O mito das três Dilmas que nunca existiram

Daniel Pereira, Veja

Eufórico, o então presidente Luiz Inácio Lula da Silva desfiava seu rosário de palavrões prediletos para comemorar o sucesso de um leilão de concessão de rodovias, que, segundo a oposição, seria um fracasso. Era 2007, o primeiro ano de seu segundo mandato. O Programa de Aceleração do Crescimento (PAC), sua principal bandeira de marketing, já estava nas ruas. E o encantamento com a ministra-chefe da Casa Civil, Dilma Rousseff, celebrada como a responsável pelo resultado do leilão, só aumentava. Aos olhos do presidente, Dilma enquadrava a burocracia, tirava projetos do papel, destravava investimentos, fazia o governo acontecer. Era a novidade. A melhor novidade.

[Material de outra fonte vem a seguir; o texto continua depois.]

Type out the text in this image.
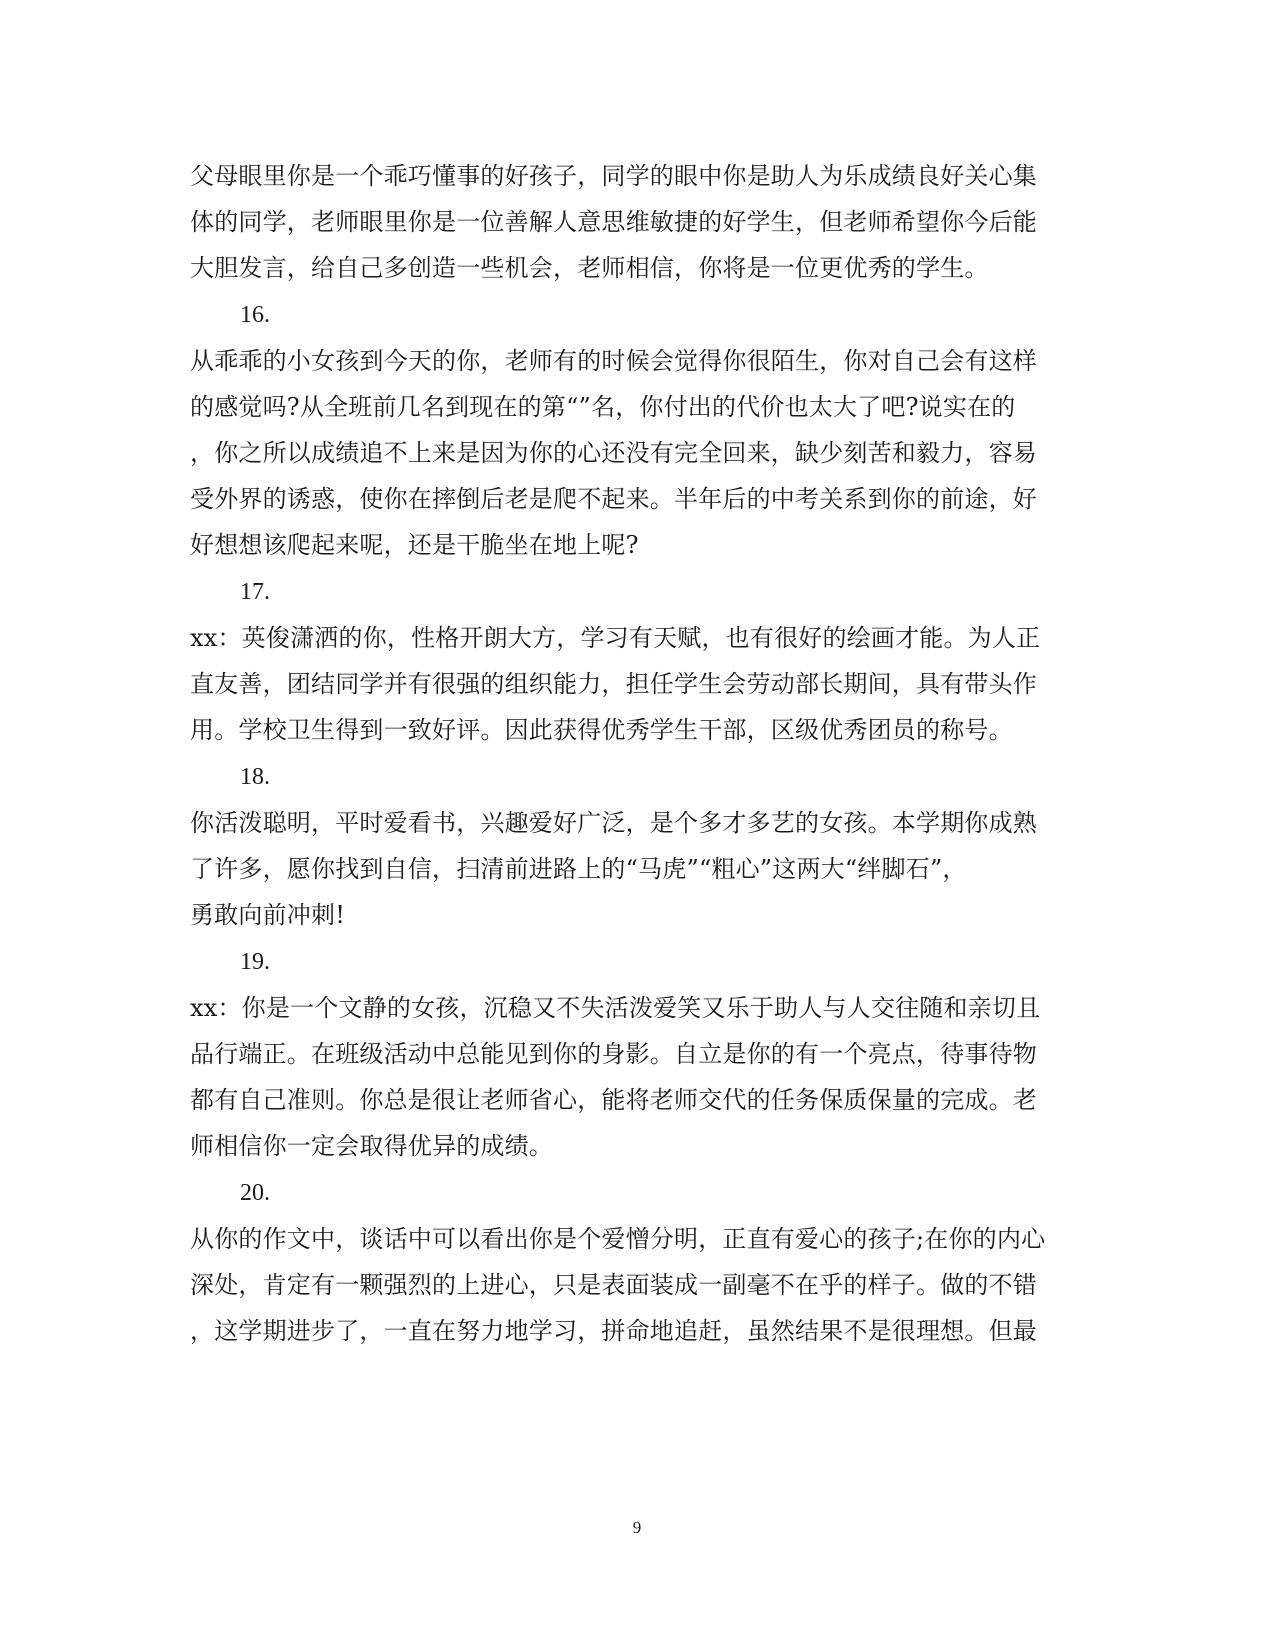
父母眼里你是一个乖巧懂事的好孩子，同学的眼中你是助人为乐成绩良好关心集
体的同学，老师眼里你是一位善解人意思维敏捷的好学生，但老师希望你今后能
大胆发言，给自己多创造一些机会，老师相信，你将是一位更优秀的学生。
16.
从乖乖的小女孩到今天的你，老师有的时候会觉得你很陌生，你对自己会有这样
的感觉吗?从全班前几名到现在的第“”名，你付出的代价也太大了吧?说实在的
，你之所以成绩追不上来是因为你的心还没有完全回来，缺少刻苦和毅力，容易
受外界的诱惑，使你在摔倒后老是爬不起来。半年后的中考关系到你的前途，好
好想想该爬起来呢，还是干脆坐在地上呢?
17.
xx：英俊潇洒的你，性格开朗大方，学习有天赋，也有很好的绘画才能。为人正
直友善，团结同学并有很强的组织能力，担任学生会劳动部长期间，具有带头作
用。学校卫生得到一致好评。因此获得优秀学生干部，区级优秀团员的称号。
18.
你活泼聪明，平时爱看书，兴趣爱好广泛，是个多才多艺的女孩。本学期你成熟
了许多，愿你找到自信，扫清前进路上的“马虎”“粗心”这两大“绊脚石”，
勇敢向前冲刺!
19.
xx：你是一个文静的女孩，沉稳又不失活泼爱笑又乐于助人与人交往随和亲切且
品行端正。在班级活动中总能见到你的身影。自立是你的有一个亮点，待事待物
都有自己准则。你总是很让老师省心，能将老师交代的任务保质保量的完成。老
师相信你一定会取得优异的成绩。
20.
从你的作文中，谈话中可以看出你是个爱憎分明，正直有爱心的孩子;在你的内心
深处，肯定有一颗强烈的上进心，只是表面装成一副毫不在乎的样子。做的不错
，这学期进步了，一直在努力地学习，拼命地追赶，虽然结果不是很理想。但最
9
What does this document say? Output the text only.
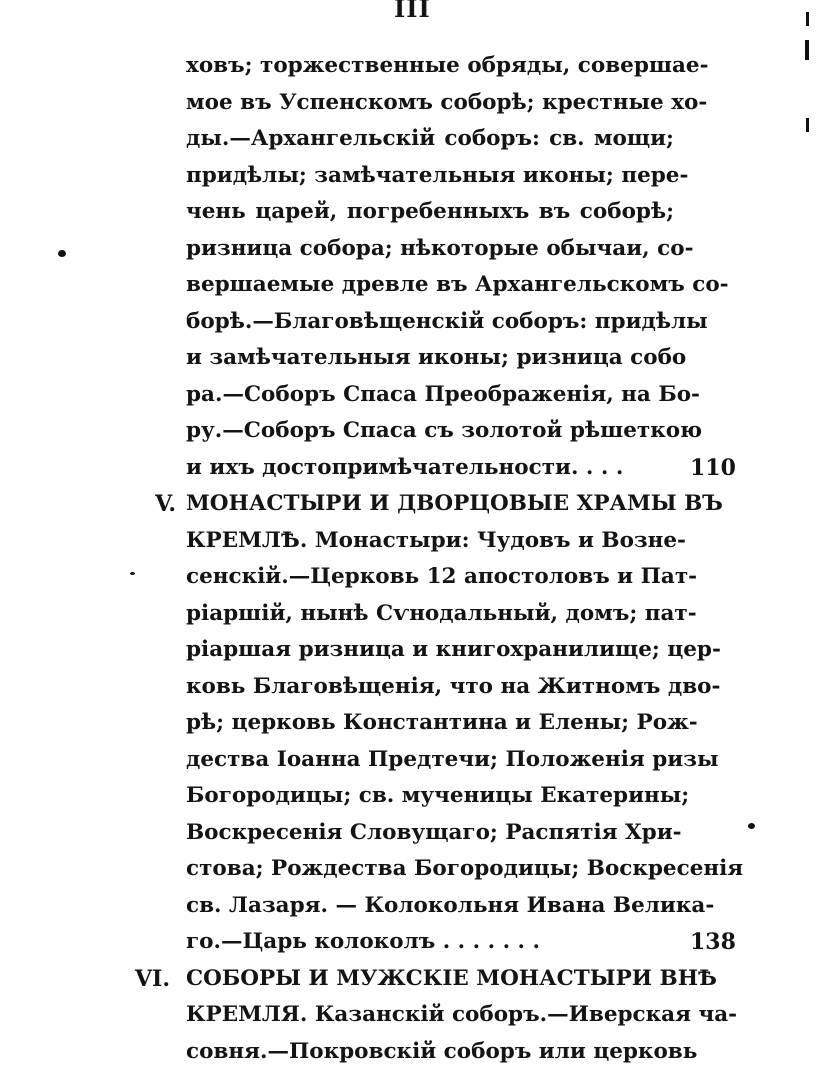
III
ховъ; торжественные обряды, совершае-
мое въ Успенскомъ соборѣ; крестные хо-
ды.—Архангельскій соборъ: св. мощи;
придѣлы; замѣчательныя иконы; пере-
чень царей, погребенныхъ въ соборѣ;
ризница собора; нѣкоторые обычаи, со-
вершаемые древле въ Архангельскомъ со-
борѣ.—Благовѣщенскій соборъ: придѣлы
и замѣчательныя иконы; ризница собо
ра.—Соборъ Спаса Преображенія, на Бо-
ру.—Соборъ Спаса съ золотой рѣшеткою
и ихъ достопримѣчательности. . . .
V. МОНАСТЫРИ И ДВОРЦОВЫЕ ХРАМЫ ВЪ
КРЕМЛѢ. Монастыри: Чудовъ и Возне-
сенскій.—Церковь 12 апостоловъ и Пат-
ріаршій, нынѣ Сѵнодальный, домъ; пат-
ріаршая ризница и книгохранилище; цер-
ковь Благовѣщенія, что на Житномъ дво-
рѣ; церковь Константина и Елены; Рож-
дества Іоанна Предтечи; Положенія ризы
Богородицы; св. мученицы Екатерины;
Воскресенія Словущаго; Распятія Хри-
стова; Рождества Богородицы; Воскресенія
св. Лазаря. — Колокольня Ивана Велика-
го.—Царь колоколъ . . . . . . .
VI. СОБОРЫ И МУЖСКІЕ МОНАСТЫРИ ВНѢ
КРЕМЛЯ. Казанскій соборъ.—Иверская ча-
совня.—Покровскій соборъ или церковь
110
138
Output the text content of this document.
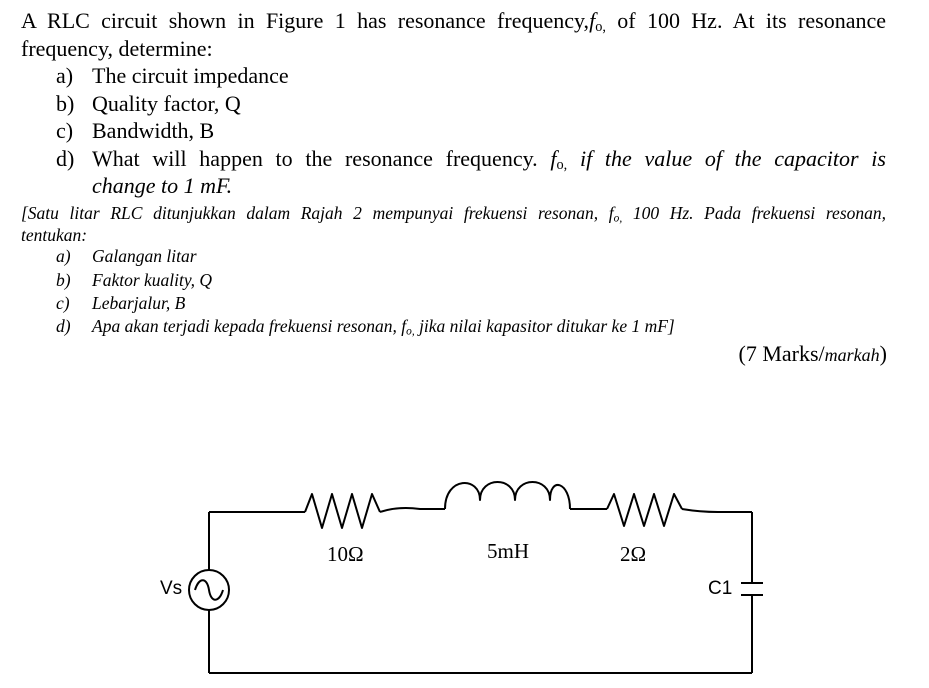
A RLC circuit shown in Figure 1 has resonance $frequency,f_{o,}$ of 100 Hz. At its resonance
frequency, determine:
a) The circuit impedance
b) Quality factor, Q
c) Bandwidth, B
d) What will happen to the resonance frequency. $f_{o,}$ if the value of the capacitor is
change to 1 mF.
[Satu litar RLC ditunjukkan dalam Rajah 2 mempunyai frekuensi resonan, $f_{o,}$ 100 Hz. Pada frekuensi resonan,
tentukan:
a) Galangan litar
b) Faktor kuality, Q
c) Lebarjalur, B
d) Apa akan terjadi kepada frekuensi resonan, $f_{o,}$ jika nilai kapasitor ditukar ke 1 mF]
(7 Marks/markah)
10Ω	5mH	2Ω
Vs	C1
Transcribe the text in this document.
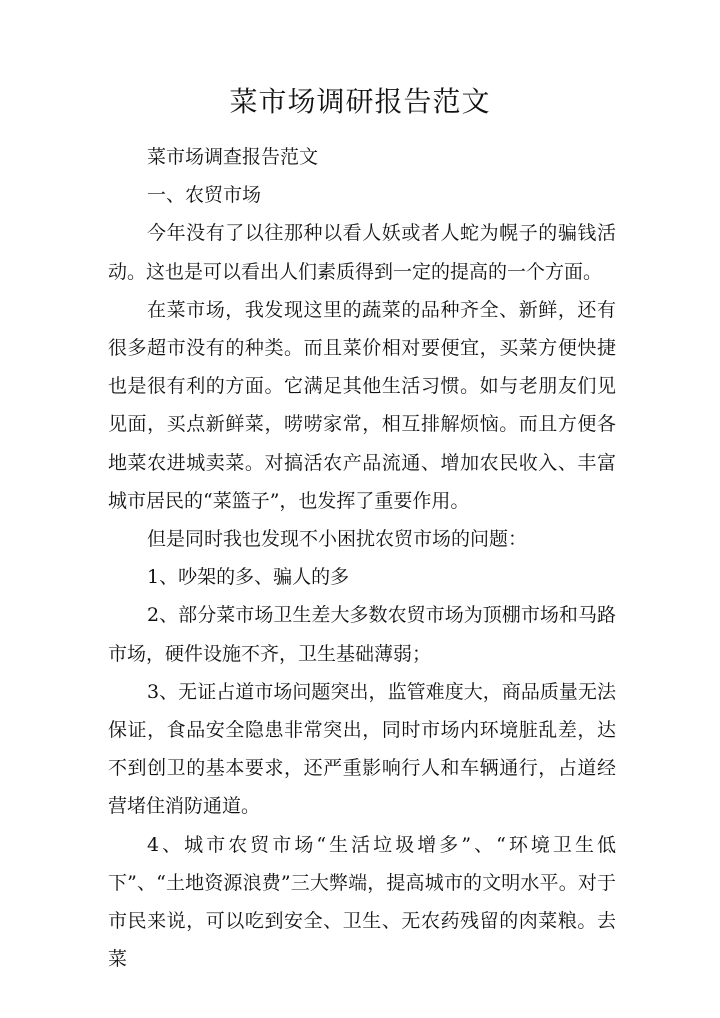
菜市场调研报告范文

菜市场调查报告范文

一、农贸市场

今年没有了以往那种以看人妖或者人蛇为幌子的骗钱活动。这也是可以看出人们素质得到一定的提高的一个方面。

在菜市场，我发现这里的蔬菜的品种齐全、新鲜，还有很多超市没有的种类。而且菜价相对要便宜，买菜方便快捷也是很有利的方面。它满足其他生活习惯。如与老朋友们见见面，买点新鲜菜，唠唠家常，相互排解烦恼。而且方便各地菜农进城卖菜。对搞活农产品流通、增加农民收入、丰富城市居民的“菜篮子”，也发挥了重要作用。

但是同时我也发现不小困扰农贸市场的问题：

1、吵架的多、骗人的多

2、部分菜市场卫生差大多数农贸市场为顶棚市场和马路市场，硬件设施不齐，卫生基础薄弱；

3、无证占道市场问题突出，监管难度大，商品质量无法保证，食品安全隐患非常突出，同时市场内环境脏乱差，达不到创卫的基本要求，还严重影响行人和车辆通行，占道经营堵住消防通道。

4、城市农贸市场“生活垃圾增多”、“环境卫生低下”、“土地资源浪费”三大弊端，提高城市的文明水平。对于市民来说，可以吃到安全、卫生、无农药残留的肉菜粮。去菜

Por isso, anos mais tarde, com nomes históricos do PT abatidos pelo mensalão, Dilma, “a mãe do PAC”, “a mulher do Lula”, “a gerentona”, foi escolhida para ser a candidata à Presidência. O plano era ambicioso: em mandatos sucessivos, Lula e Dilma garantiriam ao partido pelo menos vinte anos no poder, curiosamente o mesmo número cabalístico que os tucanos pretendiam ficar no governo depois que Fernando Henrique Cardoso foi reeleito. O foco de Dilma, uma vez eleita, seria melhorar a infraestrutura do país, sem inventar moda na política ou na economia. Uma meta simples. Nada podia dar errado. Mas, como se sabe, tudo deu errado.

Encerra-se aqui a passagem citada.